Longtemps, on a vu Scarpia comme un personnage relativement secondaire relégué dans le personnage classique du traître du répertoire. Comment prenez-vous la main sur cette centralité par rapport à Martina Serafin-Tosca et Marcelo Alvarez-Cavaradossi ?

Tosca et Cavaradossi sont très attendus et très aimés du public. Je dois faire ma place. Mon Scarpia met des coins, il empêche, il s’immisce, il complote. Machiavélique, il bloque ce qui marche, ce qui est beau et sain. Il est jaloux, mais jouit de la scène d’amour entre les amants car il sait qu’il les fera se disputer. Jouer Scarpia, c’est conquérir  l’espace. Il n’y a pas beaucoup de personnages de cet acabit dans l’opéra où même Iago a déjà sa place.

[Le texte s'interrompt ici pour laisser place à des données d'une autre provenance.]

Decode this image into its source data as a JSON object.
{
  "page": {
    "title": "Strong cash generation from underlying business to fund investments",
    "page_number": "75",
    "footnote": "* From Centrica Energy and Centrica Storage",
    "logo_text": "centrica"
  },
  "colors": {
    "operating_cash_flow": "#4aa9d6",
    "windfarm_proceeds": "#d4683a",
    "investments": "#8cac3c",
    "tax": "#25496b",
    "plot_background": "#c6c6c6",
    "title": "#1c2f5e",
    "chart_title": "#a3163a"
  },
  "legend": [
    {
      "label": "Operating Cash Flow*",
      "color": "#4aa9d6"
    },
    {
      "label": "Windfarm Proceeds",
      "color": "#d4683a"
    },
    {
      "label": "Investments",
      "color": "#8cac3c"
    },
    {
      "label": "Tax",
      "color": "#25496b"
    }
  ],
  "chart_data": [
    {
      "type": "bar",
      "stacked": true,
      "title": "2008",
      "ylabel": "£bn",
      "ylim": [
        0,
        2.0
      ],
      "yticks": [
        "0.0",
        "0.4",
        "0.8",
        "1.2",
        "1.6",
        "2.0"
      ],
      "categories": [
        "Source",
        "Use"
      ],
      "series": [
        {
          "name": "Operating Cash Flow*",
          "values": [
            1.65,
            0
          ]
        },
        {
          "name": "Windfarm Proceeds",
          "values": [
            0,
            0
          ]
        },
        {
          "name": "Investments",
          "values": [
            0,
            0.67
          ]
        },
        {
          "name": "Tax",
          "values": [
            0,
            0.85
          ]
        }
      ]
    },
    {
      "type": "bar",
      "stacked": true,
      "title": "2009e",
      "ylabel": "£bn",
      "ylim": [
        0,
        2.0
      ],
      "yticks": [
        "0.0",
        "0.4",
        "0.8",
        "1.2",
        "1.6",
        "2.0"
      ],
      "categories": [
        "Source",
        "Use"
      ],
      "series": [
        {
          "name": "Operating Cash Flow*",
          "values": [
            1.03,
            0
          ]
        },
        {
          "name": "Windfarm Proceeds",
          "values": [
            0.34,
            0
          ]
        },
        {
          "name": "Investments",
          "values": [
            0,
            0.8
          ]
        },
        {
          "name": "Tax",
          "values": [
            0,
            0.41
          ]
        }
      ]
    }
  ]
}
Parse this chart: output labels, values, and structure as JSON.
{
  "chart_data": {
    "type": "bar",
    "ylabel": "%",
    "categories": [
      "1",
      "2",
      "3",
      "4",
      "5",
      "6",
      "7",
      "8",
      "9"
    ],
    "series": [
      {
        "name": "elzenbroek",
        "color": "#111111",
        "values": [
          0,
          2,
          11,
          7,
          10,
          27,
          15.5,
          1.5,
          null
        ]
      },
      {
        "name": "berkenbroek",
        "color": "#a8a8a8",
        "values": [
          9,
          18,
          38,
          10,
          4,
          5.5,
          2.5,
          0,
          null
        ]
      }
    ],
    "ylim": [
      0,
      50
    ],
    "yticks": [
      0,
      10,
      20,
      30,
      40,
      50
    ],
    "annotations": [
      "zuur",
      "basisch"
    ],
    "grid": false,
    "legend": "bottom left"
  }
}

Si l’on privilégie votre analyse de Scarpia, celle-ci n’est elle pas orthogonale avec la mise en scène de Pierre Audi dont la croix écrasante occupe l’espace et signe la primauté d’une tyrannie politique et religieuse ?

Non, car cette croix raconte certes l’omnipotence de la police romaine et papale mais elle est aussi un instrument de torture. A bien y réfléchir, il est quand même assez incroyable qu’une religion se fonde sur une scène de torture ! Quand vous  verrez cette croix monumentale sur scène, vous constaterez qu’elle est à la fois impressionnante mais belle et même légère dans ses mouvements et ses élévations.Elle permet parfaitement de suivre la narration de Scarpia. Avec un vrai acteur – ce que je ne suis pas – son visage devrait changer pratiquement à chaque phrase. Il passe de considérations banales – « avec tout ça, je n’ai pas mangé » – à la brutalité du chantage. Il propose du vin d’Espagne à Tosca et ajoute : « Prenez-en une goutte pour vous donner du courage ! ». C’est un gestapiste fou furieux qu’on ne peut ni impressionner ni acheter. L’angoisse de Floria croît alors quand elle voit sa folie et l’absence d’issue. La mise en scène permet aussi d’éclairer un aspect rarement évoqué : ce malade mental est un artiste raté, un fan qui se met en scène avec son idole.

On retrouve cela fréquemment avec les stars du show-biz…

Oui, cela rejoint – toutes proportions gardées – l’assassinat de John Lennon par un fan détraqué.

[…]

On n’aborde Scarpia qu’au sommet d’une carrière de baryton. Jean-Philippe Lafont raconte que Callas avait voulu l’entendre. Il avait 25 ans et pour l’impressionner, il chante le « Te Deum » et elle lui rétorque : Vous êtes trop jeune, vous chanterez cela dans vingt ans !

Et pourtant, il avait déjà la voix pour…

Bon, après tous ses détours, je me lance : Ludovic, à 46 ans, n’avez-vous pas une trop belle voix pour chanter Scarpia ?!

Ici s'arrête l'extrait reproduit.